Ma ovviamente Harry Potter è un prodotto dell’industria Hollywoodiana e non se ne può parlare bene né vi si possono scorgere tematiche antiche come l’uomo (non dimentichiamoci che nemmeno un anno fa in certi ambienti si è avuto il coraggio di parlar male del film “la grande bellezza” solo perché è stato premiato presso Hollywood.).
Procediamo con Harry Potter.
Fin qui non c’è stato nulla di nuovo: di storie che parlano del conflitto fra natura, dei o istituzioni e libero arbitrio in chiave più o meno simbolica è piena la storia di ciò che un tempo chiamavamo spettacolo e oggi chiamiamo intrattenimento.
Ma prima si è parlato delle analogie con Fight Club ed è il caso di approfondire la questione.
Abbiamo detto che nel mondo di Harry Potter l’umanità è divisa fra maghi e non maghi.
Ora, la magia si può definire, al di là dei fantasiosi abracadabra, l’arte di ottenere effetti fisici attraverso dinamiche psichiche. In altre parole il mago dei giorni nostri è lo psicologo moderno.
E questi “maghi moderni” sono divisi in due categorie: i terapeuti e quelli che hanno scelto di mettere le proprie conoscenze al servizio delle aziende con la pubblicità e le strategie di comunicazione.
Insomma gli psicologi si dividono fra quelli che ti vogliono far guarire e quelli che ti vogliono fare ammalare.
Oltre a ciò c’è tutta una serie di stregoni fai da te che con manuali di programmazione neurolinguistica e tecniche di marketing imperversano nella nostra vita riuscendo in modo più o meno incisivo ad avere su di essa un controllo.
Svariati sono gli idioti che credono di poter sedurre una donna con la PNL, o che si uniformano ai suoi precetti sul posto di lavoro.pnl
I media parlano di crisi economica(fornendo ai datori di lavoro un guinzaglio più solido e corto).

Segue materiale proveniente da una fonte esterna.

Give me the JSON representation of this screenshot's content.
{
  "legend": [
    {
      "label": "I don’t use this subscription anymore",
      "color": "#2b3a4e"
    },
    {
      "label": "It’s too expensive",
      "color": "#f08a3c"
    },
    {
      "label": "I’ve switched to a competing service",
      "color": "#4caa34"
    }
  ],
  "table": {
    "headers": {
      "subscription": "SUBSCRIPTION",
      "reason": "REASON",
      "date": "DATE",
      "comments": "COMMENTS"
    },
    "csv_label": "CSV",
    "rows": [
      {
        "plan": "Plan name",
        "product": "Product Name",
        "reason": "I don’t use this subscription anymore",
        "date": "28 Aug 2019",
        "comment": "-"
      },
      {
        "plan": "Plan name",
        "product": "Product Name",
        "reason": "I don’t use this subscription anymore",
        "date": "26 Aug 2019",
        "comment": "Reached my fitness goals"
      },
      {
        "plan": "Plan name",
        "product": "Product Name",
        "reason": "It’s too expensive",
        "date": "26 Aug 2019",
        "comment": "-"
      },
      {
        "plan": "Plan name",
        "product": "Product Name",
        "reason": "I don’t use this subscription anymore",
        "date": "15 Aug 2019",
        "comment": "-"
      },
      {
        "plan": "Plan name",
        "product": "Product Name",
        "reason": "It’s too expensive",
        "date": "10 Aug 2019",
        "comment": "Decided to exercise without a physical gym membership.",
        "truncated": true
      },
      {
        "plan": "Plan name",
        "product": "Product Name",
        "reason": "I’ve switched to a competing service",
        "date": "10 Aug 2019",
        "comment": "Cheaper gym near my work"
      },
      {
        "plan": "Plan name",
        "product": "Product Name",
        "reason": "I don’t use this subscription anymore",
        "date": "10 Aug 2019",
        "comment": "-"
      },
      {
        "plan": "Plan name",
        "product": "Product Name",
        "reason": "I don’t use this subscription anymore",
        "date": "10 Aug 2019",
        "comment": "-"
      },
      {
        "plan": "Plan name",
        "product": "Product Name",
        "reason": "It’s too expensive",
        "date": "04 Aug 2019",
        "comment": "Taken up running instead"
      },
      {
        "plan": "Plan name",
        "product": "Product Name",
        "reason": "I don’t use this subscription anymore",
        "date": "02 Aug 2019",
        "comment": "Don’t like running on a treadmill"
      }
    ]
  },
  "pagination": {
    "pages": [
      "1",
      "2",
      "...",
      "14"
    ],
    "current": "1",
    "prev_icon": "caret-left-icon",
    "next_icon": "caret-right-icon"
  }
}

Le pubblicità commerciali ci indicano cosa comprare. I video di MTV ridefiniscono gli stili di vita dei giovani. I guru del neospiritualismo (newage e nextage) instillano nel nostro essere una nuova, più subdola, morale. I sexy shop definiscono uno standard estetico. I cretini che si lanciano nei colloqui di lavoro sperando di diventare i nuovi Bill Gates si imbottiscono di nozioni prese da manuali di psicologia da bancarella e siti internet per seduttori. I capi leggono manuali di PNL per mettercelo in culo e così fanno i loro schiavi che cercano di venderci questo o quel prodotto.
Il mondo in cui viviamo è un caos popolato di maghi neri all’ammatriciana che cercano da ogni parte di ottenere il proprio tornaconto. La leva su cui agiscono è la nostra dimensione naturale, che ci porta ad avere reazioni quantificabili e prevedibili.

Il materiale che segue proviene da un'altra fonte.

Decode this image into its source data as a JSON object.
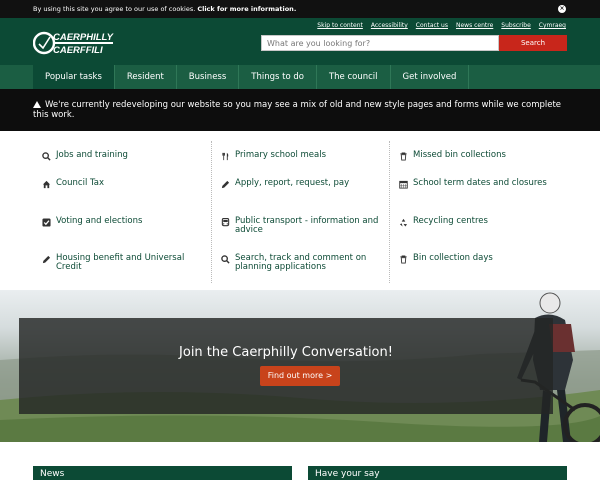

Ed è contro questo mondo che Tyler Durden, protagonista di fight club, combatte. Lo fa agendo su due vie che sono l’una presupposto dell’altra: 1) la disciplina che nasce non solo dalla familiarizzazione col dolore (e quindi emancipazione dalla paura), 2) risveglia altri individui che come lui hanno capito che qualcosa non va. Una volta emancipato se stesso e i suoi compagni dai vincoli della natura e della corporeità, comincia con il terrorismo estetico attaccando i simboli del capitalismo. Lo fa prima con gesti semplicemente simbolici capaci di scuotere, usando lo stesso linguaggio del capitalismo(quindi magia contro magia o, uscendo dai territori fantastici, situazionismo ), poi con il terrorismo vero e proprio (nel romanzo si fanno anche morti, nel film solo uno e per incidente).
Ora, chiunque non abbia vissuto in uno scantinato negli ultimi cinquant’anni dovrebbe sapere che la lotta richiede una disciplina. Questa è la ragione per cui gli orientali associano la meditazione e la filosofia quando non la religione alle arti marziali, e i cavalieri medievali europei erano tutti cristiani. Questo perché, per utilizzare il proprio corpo in un modo controintuitivo e controistintivo, è necessario trasformarlo in uno strumento che lo spirito comanda al di là di semplici istinti e convenienza. Le vie sono tante. In Fight Club sono il masochismo nichilista, la deturpazione della carne, immagine materiale della mortificazione dell’io, versione postmoderna dei digiuni degli asceti o di tutte le forme di mortificazione di monaci, santi e martiri (io sono illuminato, dice il protagonista del film quando inizia a differenziarsi dalla massa che gli passa accanto ogni giorno).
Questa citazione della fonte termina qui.